Siap membacakan puisi, para penyair berbagai provinsi dan luar negeri ini dikejutkan oleh rangkaian kegiatan yang telah dipersiapkan panitia pelaksana. Salah satunya adalah pesta asam pedas ikan sembilang dan parade pembacaan puisi yang hasil karyanya akan dimasukkan ke dalam buku antologi jazirah 2.
Banyak pesan dan kegundahan yang di sampaikan oleh para penyair, diantaranya puisi karya Tarmizi dengan judul surat rumah hitam musim utara husnu abadi.

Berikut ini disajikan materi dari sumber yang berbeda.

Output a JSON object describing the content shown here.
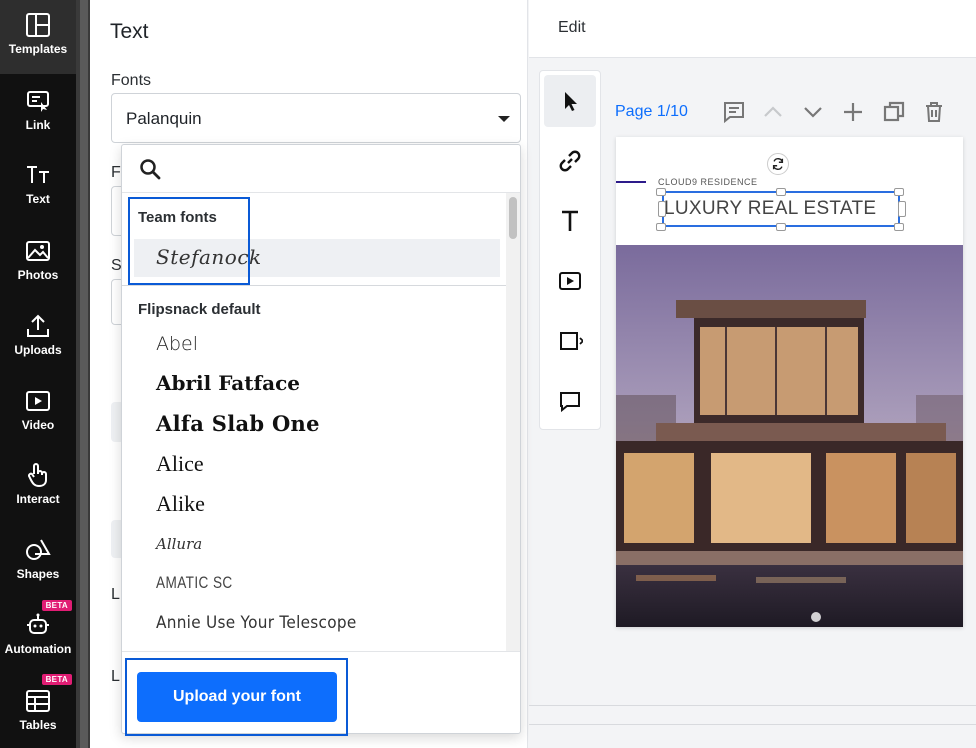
{
  "nav": {
    "items": [
      {
        "label": "Templates",
        "icon": "templates-icon"
      },
      {
        "label": "Link",
        "icon": "link-icon"
      },
      {
        "label": "Text",
        "icon": "text-icon"
      },
      {
        "label": "Photos",
        "icon": "photos-icon"
      },
      {
        "label": "Uploads",
        "icon": "uploads-icon"
      },
      {
        "label": "Video",
        "icon": "video-icon"
      },
      {
        "label": "Interact",
        "icon": "interact-icon"
      },
      {
        "label": "Shapes",
        "icon": "shapes-icon"
      },
      {
        "label": "Automation",
        "icon": "automation-icon",
        "badge": "BETA"
      },
      {
        "label": "Tables",
        "icon": "tables-icon",
        "badge": "BETA"
      }
    ]
  },
  "panel": {
    "title": "Text",
    "fonts_label": "Fonts",
    "selected_font": "Palanquin",
    "peek_labels": [
      "F",
      "S",
      "L",
      "L"
    ]
  },
  "dropdown": {
    "team_fonts_label": "Team fonts",
    "team_fonts": [
      "Stefanock"
    ],
    "default_label": "Flipsnack default",
    "default_fonts": [
      "Abel",
      "Abril Fatface",
      "Alfa Slab One",
      "Alice",
      "Alike",
      "Allura",
      "AMATIC SC",
      "Annie Use Your Telescope"
    ],
    "upload_label": "Upload your font"
  },
  "editor": {
    "edit_label": "Edit",
    "page_indicator": "Page 1/10",
    "page_subtitle": "CLOUD9 RESIDENCE",
    "page_title": "LUXURY REAL ESTATE"
  },
  "colors": {
    "accent": "#0d6efd",
    "highlight": "#0a5ad6",
    "beta": "#e11d74"
  }
}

Berikut petikan puisi karya Tarmizi.
Surat rumah hitam musim Nusantara.
Bismillahirramanirrahim.
Salam pada alam, langit dan bumi
Salam bagimu laut musim utara
Dengan Hormat,
Kutulis surat ini ketika gelombang menggila di musim utara.
Tak berarti aku ingin bercerita tentang laut
Sebab kau tahu, laut kita bahasa lara
Dalam bilangan hari-hari berpeluh duka.
Saudaraku, telah lama aku tidak berkirim kabar kepadamu
Pun, aku hanya kau kirimi riak ombak memecah pantai
Di halaman rumah kita, Sekarang jadi hamparan pandang kepiluan
Tapi, seperti ku kabarkan sebelumnya aku telah pahatkan tekat
Menjaga pelantar tua rumah kita
Saudaraku, aku tak ingin lagi mengirimu kabar duka.
Sebab ku tahu, lara yang kita punya satu dalam nafas yang tersisa.